Экклезиаст, гл. 1, 8
Если нет духовной и стилистической связи «Авангарда 20-х» и
«модернистов 60-х», или очень слабая (Фальк – Вейсберг), то на бытовом уровне общение было и остается
постоянным и продуктивным. С одной стороны – бывшие новаторы на службе кровавой
революции и сталинских пятилеток, с другой – подпольная
фарца, чемоданные выставки на Западе и психушки за
тунеядство.
С деканом знаменитого ВХУТЕМАСа, профессором В.А.
Фаворским, я общался лет семь, и в мастерской, и в бане, и за столом, не
разделяя его взглядов на искусство, как традиционное, семейное ремесло.
Подлинный дар к искусству не распределишь по родству, это средневековый бред.
Наши современники, молодые художники: Иван Чуйков, Миша Ромадин, Володя Каневский во
дворе Масловки с отцом конструктивизма В.Е. Татлиным
лепили снеговиков, но не стали конструктивистами, потому, что, во-первых,
старик отвергал свои «ошибки молодости», а во-вторых, на его последние,
натуралистические декорации смотреть было тошно.
Советская власть основательно вправила мозги русским авангардистам.
И вот вам пример другого общения.
Лет пять назад, листая каталог парижских торгов в Отель Друо, я с удивлением обнаружил в продаже книжку стихов
юного Владимира Маяковского с названием «Я», с десятком черно-белых иллюстраций
Василия Чекрыгина.
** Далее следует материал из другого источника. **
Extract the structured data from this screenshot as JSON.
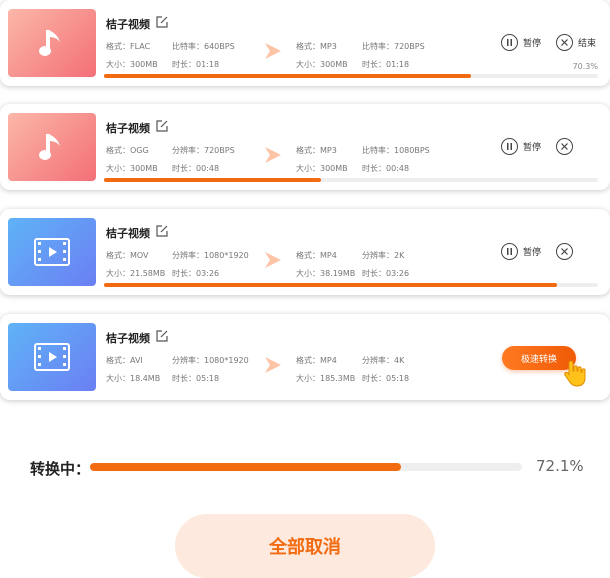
{
  "tasks": [
    {
      "name": "桔子视频",
      "kind": "audio",
      "src": {
        "format": "格式：FLAC",
        "rate": "比特率：640BPS",
        "size": "大小：300MB",
        "duration": "时长：01:18"
      },
      "dst": {
        "format": "格式：MP3",
        "rate": "比特率：720BPS",
        "size": "大小：300MB",
        "duration": "时长：01:18"
      },
      "progress": 0.743,
      "pause_label": "暂停",
      "end_label": "结束",
      "percent": "70.3%"
    },
    {
      "name": "桔子视频",
      "kind": "audio",
      "src": {
        "format": "格式：OGG",
        "rate": "分辨率：720BPS",
        "size": "大小：300MB",
        "duration": "时长：00:48"
      },
      "dst": {
        "format": "格式：MP3",
        "rate": "比特率：1080BPS",
        "size": "大小：300MB",
        "duration": "时长：00:48"
      },
      "progress": 0.44,
      "pause_label": "暂停"
    },
    {
      "name": "桔子视频",
      "kind": "video",
      "src": {
        "format": "格式：MOV",
        "rate": "分辨率：1080*1920",
        "size": "大小：21.58MB",
        "duration": "时长：03:26"
      },
      "dst": {
        "format": "格式：MP4",
        "rate": "分辨率：2K",
        "size": "大小：38.19MB",
        "duration": "时长：03:26"
      },
      "progress": 0.917,
      "pause_label": "暂停"
    },
    {
      "name": "桔子视频",
      "kind": "video",
      "src": {
        "format": "格式：AVI",
        "rate": "分辨率：1080*1920",
        "size": "大小：18.4MB",
        "duration": "时长：05:18"
      },
      "dst": {
        "format": "格式：MP4",
        "rate": "分辨率：4K",
        "size": "大小：185.3MB",
        "duration": "时长：05:18"
      },
      "fast_label": "极速转换"
    }
  ],
  "overall": {
    "label": "转换中：",
    "percent": "72.1%",
    "progress": 0.721
  },
  "cancel_all_label": "全部取消",
  "colors": {
    "accent": "#f26b10",
    "cancel_bg": "#fde9dd"
  },
  "icons": {
    "audio": "music-note-icon",
    "video": "film-icon",
    "edit": "edit-icon",
    "arrow": "arrow-right-icon",
    "pause": "pause-icon",
    "close": "close-icon",
    "cursor": "hand-cursor-icon"
  }
}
Очень молодым художник попал под трамвай, не раскрыв
полностью свой замечательный талант, о чем свидетельствуют прекрасные
литографии. Я не поленился зайти на торги и полистать книжку. И точно – в
правом углу титульного листа синим карандашом стояла
пометка «В.В.63».
В 1962-63-64, два с половиной года, на дачном чердаке
графини Анны Ильиничны Толстой-Хольмберг-Поповой я
раскопал в опилках и прочитал груду изданных в начале ХХ века книжек, брошюр и
каталогов с дарственными надписями Любе Поповой, забытой, запрещенной, умершей
в 1924 году художнице беспредметного направления. Первое
издание В.В. Кандинского в синей обложке «О духовном в искусстве», каталоги
выставок Гончаровой и Ларионова за 1913 год, самодельные манифесты Бурлюка, Хлебникова, Крученых, Розановой, покрытая плесенью
подшивка журнала «Левый фронт» под редакцией Маяковского. Летом 63-го
весь этот мусор забрал коллекционер Г.Д. Костаки, но
до его появления владелец дачи Сергей Николаевич Хольмберг
позволил мне взять часть чердачной библиотеки и три-четыре работы Любы Поповой
(сейчас они в ГТГ) для украшения стен моей дачной мастерской. Такие книжки еще
брали в «комках», но тянули с оплатой, а деньги нужны до зарезу,
есть хочется. Тащить на книжную толкучку Кузнецкого Моста – при облаве арест и
ссылка за тунеядство. Приятель Мишка Гробман предлагает обмен на пластинки Вари Паниной. Книжник
Саша Флешин рыбачит где-то на Валдае. Фарцовщик Сашка
Васильев лечится от запоя. Книжки берет поэт Генка Айги
по трояку за штуку. И так у меня тридцать рублей, можно жить месяц по рублю в
день.
Но как эта уникальная брошюра попала на парижский базар?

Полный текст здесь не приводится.